AI Assistants in Practice: How CPAs Are Actually Using Them Day-to-Day
May 11, 2026
By Barry S. Graham, CPA, CMA
In a recent article of mine, I focused on moving “beyond the buzz” of artificial intelligence. Since then, the most common follow-up questions I’ve received are simple: What tools are you actually using, and how are you using them in your day-to-day work?
For most CPAs, the answer starts with general AI assistants like ChatGPT, Claude or Microsoft Copilot. While these platforms are often discussed in broad, futuristic terms, their real value today is much more practical. They are most effective when used to support the core activities we already perform: drafting, summarizing and thinking through engagements.
One of the most immediate benefits is in drafting communications. Whether it’s emails to clients, internal follow-ups or status updates, AI assistants can help organize thoughts quickly and professionally. For example, I often provide a few bullet points — key facts, tone and objective — and use AI to generate a first draft. This is particularly helpful during busy season when responsiveness matters. The output is rarely final, but it consistently reduces the time it takes to get to a polished message.
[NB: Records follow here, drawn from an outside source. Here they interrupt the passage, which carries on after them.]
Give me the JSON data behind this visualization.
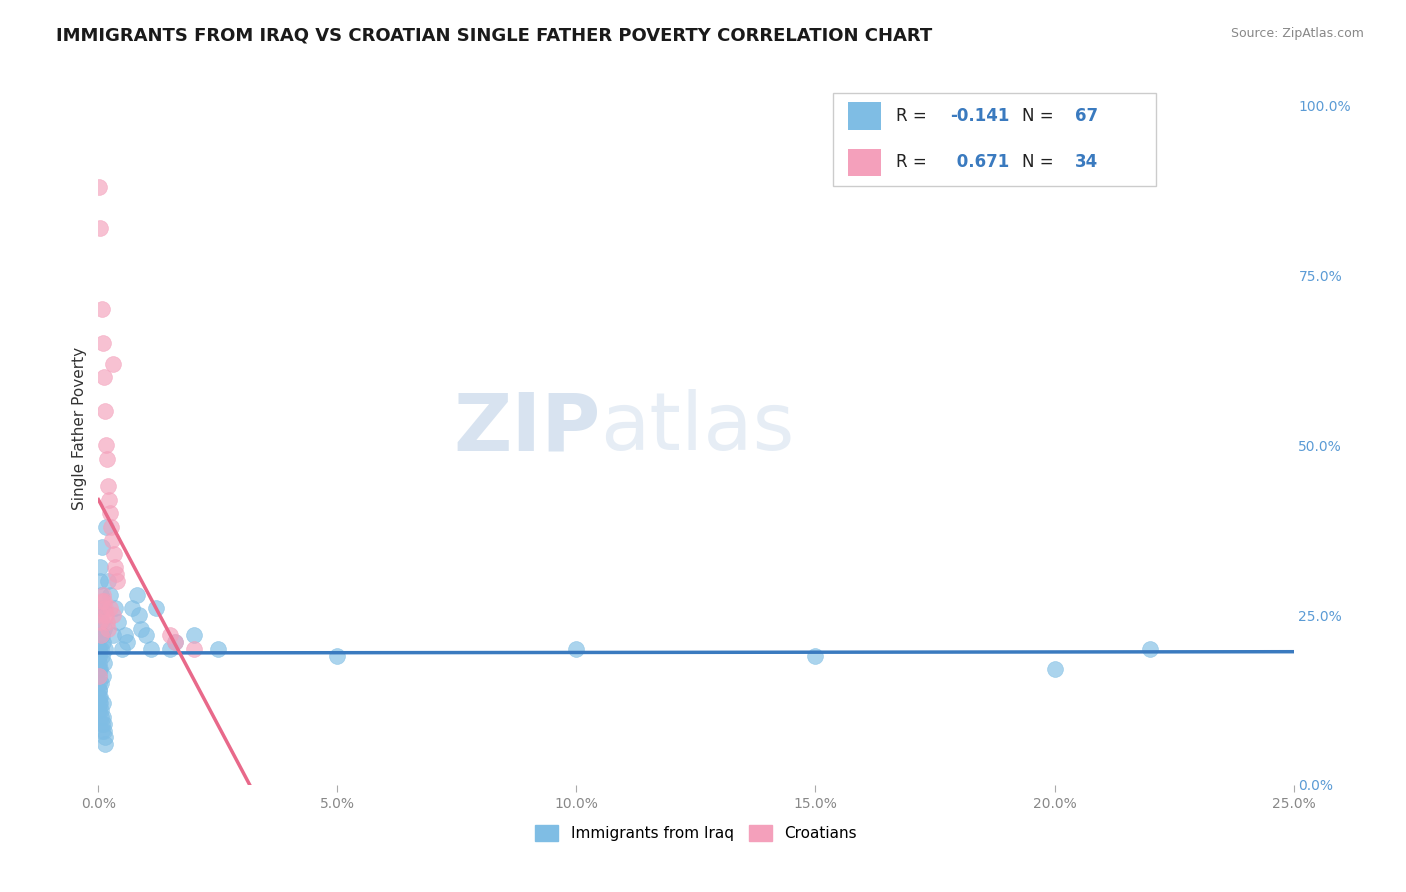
{
  "title": "IMMIGRANTS FROM IRAQ VS CROATIAN SINGLE FATHER POVERTY CORRELATION CHART",
  "source": "Source: ZipAtlas.com",
  "ylabel": "Single Father Poverty",
  "legend_label_blue": "Immigrants from Iraq",
  "legend_label_pink": "Croatians",
  "R_blue": -0.141,
  "N_blue": 67,
  "R_pink": 0.671,
  "N_pink": 34,
  "blue_color": "#7fbde4",
  "pink_color": "#f4a0bb",
  "blue_line_color": "#3a7abf",
  "pink_line_color": "#e8698a",
  "watermark_zip": "ZIP",
  "watermark_atlas": "atlas",
  "title_fontsize": 13,
  "blue_scatter": [
    [
      0.0002,
      0.18
    ],
    [
      0.0003,
      0.22
    ],
    [
      0.0004,
      0.17
    ],
    [
      0.0005,
      0.2
    ],
    [
      0.0006,
      0.15
    ],
    [
      0.0007,
      0.24
    ],
    [
      0.0008,
      0.19
    ],
    [
      0.0009,
      0.16
    ],
    [
      0.001,
      0.21
    ],
    [
      0.0011,
      0.18
    ],
    [
      0.0012,
      0.23
    ],
    [
      0.0013,
      0.2
    ],
    [
      0.0002,
      0.14
    ],
    [
      0.0003,
      0.13
    ],
    [
      0.0004,
      0.12
    ],
    [
      0.0005,
      0.11
    ],
    [
      0.0006,
      0.1
    ],
    [
      0.0007,
      0.09
    ],
    [
      0.0008,
      0.08
    ],
    [
      0.0009,
      0.12
    ],
    [
      0.001,
      0.1
    ],
    [
      0.0011,
      0.09
    ],
    [
      0.0012,
      0.08
    ],
    [
      0.0013,
      0.07
    ],
    [
      0.0014,
      0.06
    ],
    [
      0.0001,
      0.16
    ],
    [
      0.0001,
      0.15
    ],
    [
      0.0001,
      0.14
    ],
    [
      0.0001,
      0.13
    ],
    [
      0.0001,
      0.12
    ],
    [
      0.0001,
      0.11
    ],
    [
      0.0001,
      0.17
    ],
    [
      0.0002,
      0.25
    ],
    [
      0.0003,
      0.3
    ],
    [
      0.0004,
      0.32
    ],
    [
      0.0005,
      0.28
    ],
    [
      0.0006,
      0.26
    ],
    [
      0.0007,
      0.35
    ],
    [
      0.0008,
      0.22
    ],
    [
      0.0009,
      0.26
    ],
    [
      0.0015,
      0.38
    ],
    [
      0.002,
      0.3
    ],
    [
      0.0025,
      0.28
    ],
    [
      0.003,
      0.22
    ],
    [
      0.0035,
      0.26
    ],
    [
      0.004,
      0.24
    ],
    [
      0.005,
      0.2
    ],
    [
      0.0055,
      0.22
    ],
    [
      0.006,
      0.21
    ],
    [
      0.007,
      0.26
    ],
    [
      0.008,
      0.28
    ],
    [
      0.0085,
      0.25
    ],
    [
      0.009,
      0.23
    ],
    [
      0.01,
      0.22
    ],
    [
      0.011,
      0.2
    ],
    [
      0.012,
      0.26
    ],
    [
      0.015,
      0.2
    ],
    [
      0.016,
      0.21
    ],
    [
      0.02,
      0.22
    ],
    [
      0.025,
      0.2
    ],
    [
      0.05,
      0.19
    ],
    [
      0.1,
      0.2
    ],
    [
      0.15,
      0.19
    ],
    [
      0.2,
      0.17
    ],
    [
      0.22,
      0.2
    ],
    [
      0.0001,
      0.2
    ],
    [
      0.0001,
      0.19
    ]
  ],
  "pink_scatter": [
    [
      0.0002,
      0.88
    ],
    [
      0.0004,
      0.82
    ],
    [
      0.0008,
      0.7
    ],
    [
      0.001,
      0.65
    ],
    [
      0.0012,
      0.6
    ],
    [
      0.0014,
      0.55
    ],
    [
      0.0016,
      0.5
    ],
    [
      0.0018,
      0.48
    ],
    [
      0.002,
      0.44
    ],
    [
      0.0022,
      0.42
    ],
    [
      0.0024,
      0.4
    ],
    [
      0.0026,
      0.38
    ],
    [
      0.0028,
      0.36
    ],
    [
      0.003,
      0.62
    ],
    [
      0.0032,
      0.34
    ],
    [
      0.0034,
      0.32
    ],
    [
      0.0036,
      0.31
    ],
    [
      0.0038,
      0.3
    ],
    [
      0.001,
      0.28
    ],
    [
      0.0012,
      0.27
    ],
    [
      0.0014,
      0.26
    ],
    [
      0.0016,
      0.25
    ],
    [
      0.0018,
      0.24
    ],
    [
      0.002,
      0.23
    ],
    [
      0.0005,
      0.22
    ],
    [
      0.0006,
      0.25
    ],
    [
      0.0007,
      0.27
    ],
    [
      0.0025,
      0.26
    ],
    [
      0.003,
      0.25
    ],
    [
      0.0004,
      0.24
    ],
    [
      0.015,
      0.22
    ],
    [
      0.016,
      0.21
    ],
    [
      0.02,
      0.2
    ],
    [
      0.0002,
      0.16
    ]
  ],
  "xlim": [
    0.0,
    0.25
  ],
  "ylim": [
    0.0,
    1.05
  ],
  "xticks": [
    0.0,
    0.05,
    0.1,
    0.15,
    0.2,
    0.25
  ],
  "xticklabels": [
    "0.0%",
    "5.0%",
    "10.0%",
    "15.0%",
    "20.0%",
    "25.0%"
  ],
  "right_yticks": [
    0.0,
    0.25,
    0.5,
    0.75,
    1.0
  ],
  "right_yticklabels": [
    "0.0%",
    "25.0%",
    "50.0%",
    "75.0%",
    "100.0%"
  ]
}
Similarly, AI tools are highly effective for drafting memos and disclosures. In a review or audit context, we are frequently documenting conclusions around areas like revenue recognition, related party transactions or unusual balances. AI can help structure these memos by organizing the background, issue, analysis and conclusion in a logical format. It can also help refine language to ensure clarity and consistency, especially when adapting prior-year documentation to current-year facts.
That said, the key is to use AI as a starting point — not a substitute for technical judgment. The accountant still needs to ensure the content aligns with GAAP, firm methodology and the specific facts of the engagement.
Another area where I’ve found AI assistants useful is in reviewing workpapers and understanding engagement context. For example, when onboarding onto an engagement or revisiting an area after some time, I may input summaries of key documents — such as engagement letters, prior-year memos or risk assessments — and ask the AI to highlight key terms, obligations or risk areas. This can help quickly orient the reviewer to what matters most.
In risk assessment, AI can also be used to pressure-test thinking. For instance, after identifying significant risks or areas of judgment, I may ask the tool to suggest additional risks or considerations based on the facts provided. This doesn’t replace professional skepticism, but it can surface angles that might otherwise be overlooked, particularly in complex or unfamiliar industries.
There are also practical applications in analyzing fluctuations or unusual items. By summarizing account activity or explaining variances, AI can help frame initial inquiries or draft questions for management. This is especially useful in the early stages of fieldwork when building an understanding of the business.
Of course, there are important limitations. Data security is critical — sensitive client information should not be entered into public tools without proper safeguards. In addition, AI outputs can sound confident even when incorrect, so all content must be reviewed and validated. These tools are most effective when paired with strong professional judgment, not used in isolation.
For firms looking to adopt AI, the best approach is to start small. Focus on one or two workflows — such as drafting emails or summarizing documents — and build from there. The goal is not to overhaul your process overnight, but to incrementally improve efficiency and consistency.
AI will not replace CPAs. But CPAs who learn to use these tools effectively will be better positioned to manage workloads, respond to clients and focus their time on higher-value analysis. In that sense, the advantage is not theoretical — it’s already showing up in day-to-day practice.